BeitragVerfasst am: 23 Jun 2012 - 10:55:16    Titel:

Du bringst hier ein bisschen was durcheinander. Van-der-Waals Kräfte verwendet man um intermolekulare Wechselwirkungen zu beschreiben, d.h. Kräfte die zwischen Molekül A und Molekül B herrschen. VdW beachtet man nicht bei Bindungen die vicinaler (d.h. benachbarter) Natur sind, also im selben Molekül auftreten (wie im Fall einer C-H Bindung; Ausnahmen: große Moleküle wie Kohlenhydrate oder Proteine).

Wie du schon richtig erkannt hast ist die Bindung zwischen O-H stärker polarisiert als bei C-H, d.h. das bindende Elektronenpaar liegt näher am O-Atom!
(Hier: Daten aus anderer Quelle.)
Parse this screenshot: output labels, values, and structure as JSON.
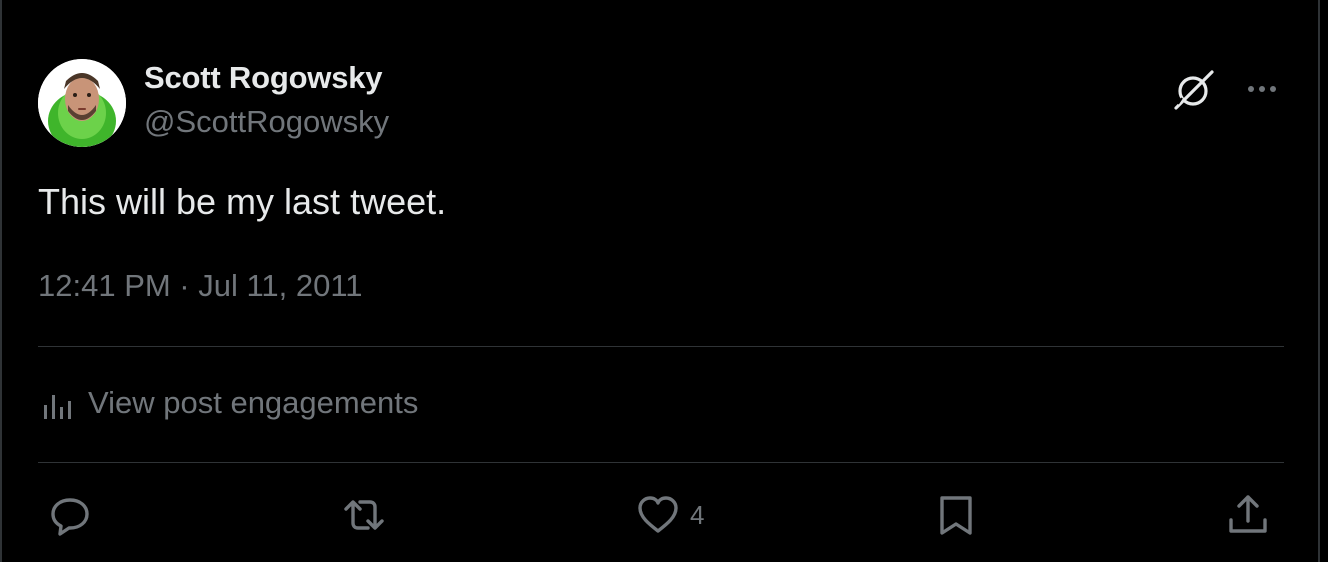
{
  "author": {
    "display_name": "Scott Rogowsky",
    "handle": "@ScottRogowsky"
  },
  "tweet": {
    "text": "This will be my last tweet.",
    "timestamp": "12:41 PM · Jul 11, 2011"
  },
  "engagements": {
    "label": "View post engagements"
  },
  "actions": {
    "reply": {
      "icon": "reply-icon"
    },
    "repost": {
      "icon": "repost-icon"
    },
    "like": {
      "icon": "heart-icon",
      "count": "4"
    },
    "bookmark": {
      "icon": "bookmark-icon"
    },
    "share": {
      "icon": "share-icon"
    }
  },
  "header_icons": [
    "grok-icon",
    "more-icon"
  ],
  "colors": {
    "background": "#000000",
    "primary_text": "#e7e9ea",
    "secondary_text": "#71767b",
    "divider": "#2f3336",
    "avatar_green": "#3fb52b"
  }
}
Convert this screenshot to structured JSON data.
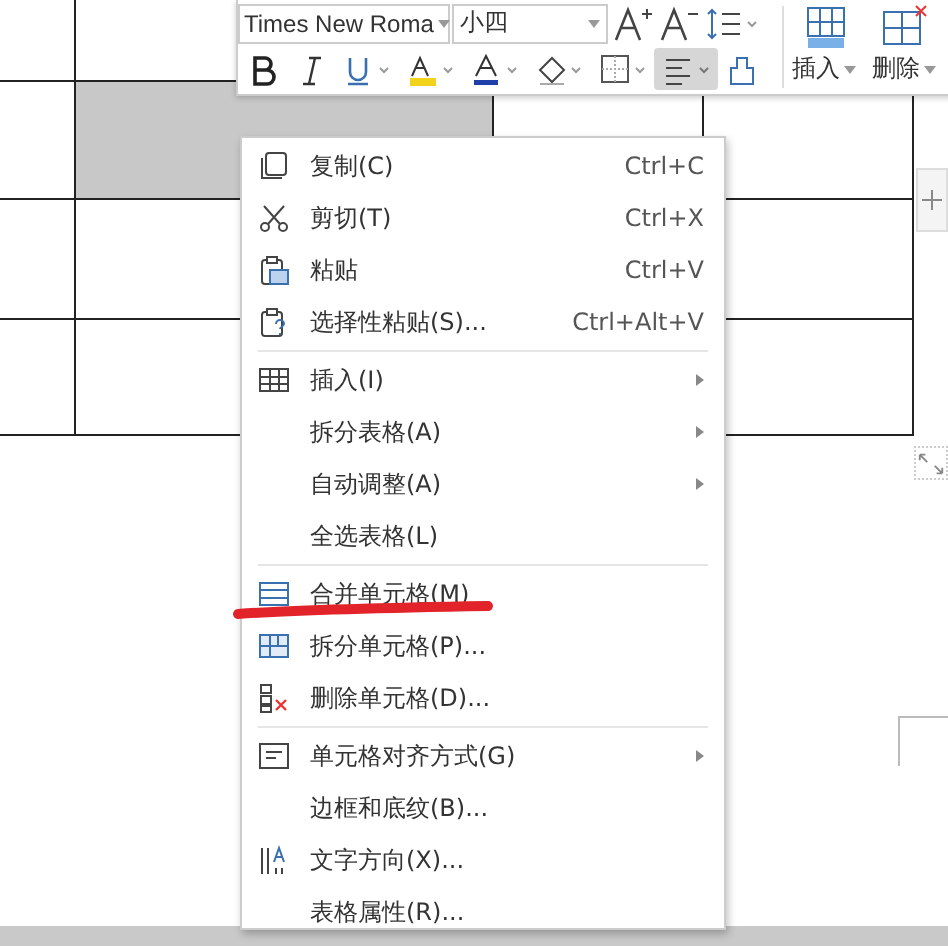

Das hat die Auswirkung, dass das H-Atom den Einfluss dieser beiden bindenden Elektronen weniger zu spüren bekommt (es ist quasi weiter entfernt von deren Anziehungskraft); im Umkehrschluss heißt das, das H-Atom kann "leichter" abgespalten werden - es reagiert sauer (=azide, eine Eigenschaft die alle Säuren teilen).

Bei der C-H Bindung fällt die Differenz der Elektronegativität geringer aus (< 0.5), das bindende Elektronenpaar ist so gesehen zwischen den beiden Bindungspartnern nahezu gleichwertig verteilt, diese Bindung ist also weniger leicht zu "knacken".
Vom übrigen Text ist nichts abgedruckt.